60,000 Pounds Of An Explosive Chemical Is Lost During Rail Shipment, Officials Say

By NBC News
Posted on 05/22/23 | News Source: NBC News

About 60,000 pounds of a chemical used as both a fertilizer and an explosive is missing after likely disappearing during a rail trip from Wyoming to California last month, according to federal records.

A rail car carrying ammonium nitrate left a plant operated by explosives manufacturer Dyno Nobel in Cheyenne, Wyoming, on April 12, according to an incident report filed by a representative of the company with the National Response Center on May 10.

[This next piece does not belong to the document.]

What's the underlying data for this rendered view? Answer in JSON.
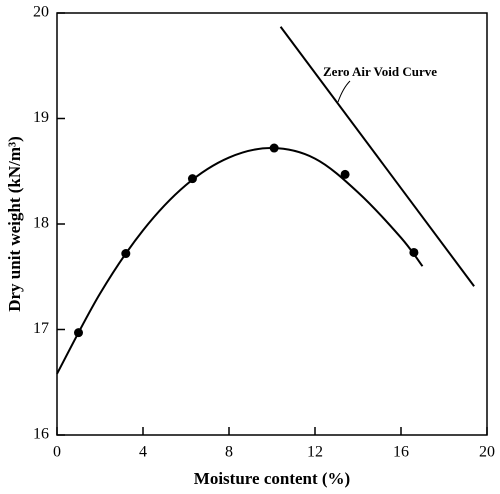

The report states that the chemical was released "due to an unknown cause," and that it was discovered missing after the rail car arrived in Saltdale, California, an unincorporated community more than 1,000 miles from Cheyenne.

At the time of the report, the car was empty and on its way back to Wyoming, according to the company.

Ammonium nitrate has been a key ingredient used in both terror attacks and fatal accidents.

At least 581 people were killed in 1947 when more than 2,000 tons of the chemical exploded on a cargo ship that had docked at a port in Texas City, Texas. The same year, in Brest, France, a Norwegian ship that contained about 3,000 tons of ammonium nitrate exploded, leading to 29 deaths.

It was also used in a 1970 bombing on the University of Wisconsin–Madison campus that led to one death and several injuries, and in the 1995 Oklahoma City bombing, which killed 168 people.